I was patient. I did as the dog training instructor had demonstrated: pull the dog back firmly, force her to sit by pushing firmly on her rump while saying: "Bubble! Sit!", then praise.
She eventually started getting the hang of it, but we were just too slow for her. I'd have needed a bicycle to keep up with her.
Then we discovered a dog lovers' haven not too far away: a sprawling park where we could let the dogs loose and watch them run.
It was a pleasure to watch Bubble stretching her legs for the first time. She glowed enjoying the pleasure of this new freedom. The first time she disappeared behind the trees, we were convinced that was the end of her.
But no, a little while later, a galloping tumbleweed-like hurricane showed in the distance, and it was Bubble looking pleased as punch. Sometimes, after such a run, she has reached me with such enthusiasm that she hasn't quite been able to brake in time. Once, she knocked me quite off my feet.
Bubble is now more mature. I can see why the Dalmatian has been described as an "all-rounder". She's calmed down substantially, and although we have to keep reminding her to return to her basket, her behavior is much improved.
Here are some ideas regarding feeding, training and surviving your Dalmation.
If you want a pedigreed dog, then obviously you'll have to inspect the paperwork. Check the puppy's eyes and nose. You could always insist on a vet's inspection before you commit on the dog.

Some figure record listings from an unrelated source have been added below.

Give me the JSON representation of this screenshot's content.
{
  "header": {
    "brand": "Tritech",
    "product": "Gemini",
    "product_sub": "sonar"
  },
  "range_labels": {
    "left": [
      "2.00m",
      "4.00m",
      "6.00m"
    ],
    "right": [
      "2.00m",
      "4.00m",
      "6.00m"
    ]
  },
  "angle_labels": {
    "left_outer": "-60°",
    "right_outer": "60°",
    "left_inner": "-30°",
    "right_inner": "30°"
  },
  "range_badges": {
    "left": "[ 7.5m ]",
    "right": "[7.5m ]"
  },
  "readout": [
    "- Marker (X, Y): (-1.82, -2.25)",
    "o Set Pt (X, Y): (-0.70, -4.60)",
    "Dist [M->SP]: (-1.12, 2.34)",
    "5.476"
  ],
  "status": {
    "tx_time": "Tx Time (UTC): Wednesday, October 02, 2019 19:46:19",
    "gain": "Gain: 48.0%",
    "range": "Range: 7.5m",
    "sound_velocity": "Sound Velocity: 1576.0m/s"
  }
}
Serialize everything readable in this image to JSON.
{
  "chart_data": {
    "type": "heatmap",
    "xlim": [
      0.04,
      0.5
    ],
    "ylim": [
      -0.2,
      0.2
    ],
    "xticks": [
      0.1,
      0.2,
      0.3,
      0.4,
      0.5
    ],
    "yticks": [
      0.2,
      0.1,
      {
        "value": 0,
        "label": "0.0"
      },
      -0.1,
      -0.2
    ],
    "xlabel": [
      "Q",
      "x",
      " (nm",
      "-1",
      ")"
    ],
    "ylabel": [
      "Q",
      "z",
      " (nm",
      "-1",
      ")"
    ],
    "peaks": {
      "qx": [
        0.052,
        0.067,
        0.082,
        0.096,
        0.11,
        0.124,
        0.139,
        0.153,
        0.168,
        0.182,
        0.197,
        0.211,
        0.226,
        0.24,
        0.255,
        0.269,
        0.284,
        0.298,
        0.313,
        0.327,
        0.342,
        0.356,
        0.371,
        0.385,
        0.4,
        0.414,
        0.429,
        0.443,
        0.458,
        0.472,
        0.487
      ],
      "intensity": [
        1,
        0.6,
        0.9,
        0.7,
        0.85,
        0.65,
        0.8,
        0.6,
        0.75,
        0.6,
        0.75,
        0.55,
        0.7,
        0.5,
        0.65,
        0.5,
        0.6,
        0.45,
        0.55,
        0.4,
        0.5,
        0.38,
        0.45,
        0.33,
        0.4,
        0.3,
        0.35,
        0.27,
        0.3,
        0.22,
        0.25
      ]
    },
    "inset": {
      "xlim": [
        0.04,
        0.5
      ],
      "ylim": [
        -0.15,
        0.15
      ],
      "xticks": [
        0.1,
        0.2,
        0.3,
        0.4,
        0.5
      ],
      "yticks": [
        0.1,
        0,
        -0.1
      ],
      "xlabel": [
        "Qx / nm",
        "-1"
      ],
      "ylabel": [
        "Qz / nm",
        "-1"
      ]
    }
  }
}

Discuss innoculations and de-worming with your vet.
Up to two months, I was advised, you have to feed the puppy 5 times a day:
Breakfast: milk and baby cereal
Noon: a little minced meat (canned dog food)
Afternoon: milk and baby cereal
Evening: a little more minced meat
Bedtime: a little milk with some cod liver oil
Gradually reduce the number of meals until at the age of a year, you're feeding only twice a day. Then ease into one late afternoon meal a day.
Bubble likes variety so she gets meat, packaged and canned dog foods, toast, vegetables, eggs and cheese.
Ideally, Dalmations have to be rubbed down then brushed daily. Apparently, then, they hardly ever require a bath. We have to de-flea Bubble regularly.
The usual housebreaking techniques apply: catch the dog urinating or defecating where you want him to (perhaps initially on a piece of newspaper) and praise him lavishly. Take the puppy out regularly, especially first thing in the morning and last thing at night.
If you want to show your displeasure at the dog's relieving himself in an inappropriate place, you have to catch him in the act. Shouting at him twenty minutes later is pointless. Try to teach him the meaning of "No!" while he is attempting to carry your socks off into the garden.
If your Dalmatian tends to jump on people, encourage them to knee him firmly in the chest to discourage such behavior.
You'll have to be firm about the bed and the furniture, if you don't like the idea of dogs on them. Bubble is very sensitive to the cold, and there's nothing she loves more than curling up under the duvet with someone.
As I conclude this article, she's sitting in her basket. She looks like some exotic eastern princess. Sometimes she looks like a circus clown. What a sweet girl she is.
If you buy a Dalmatian, you might sometimes be frustrated. You might sometimes be driven to the brink of suicide. But you'll be getting yourself a memorable, wonderful breed. Good luck!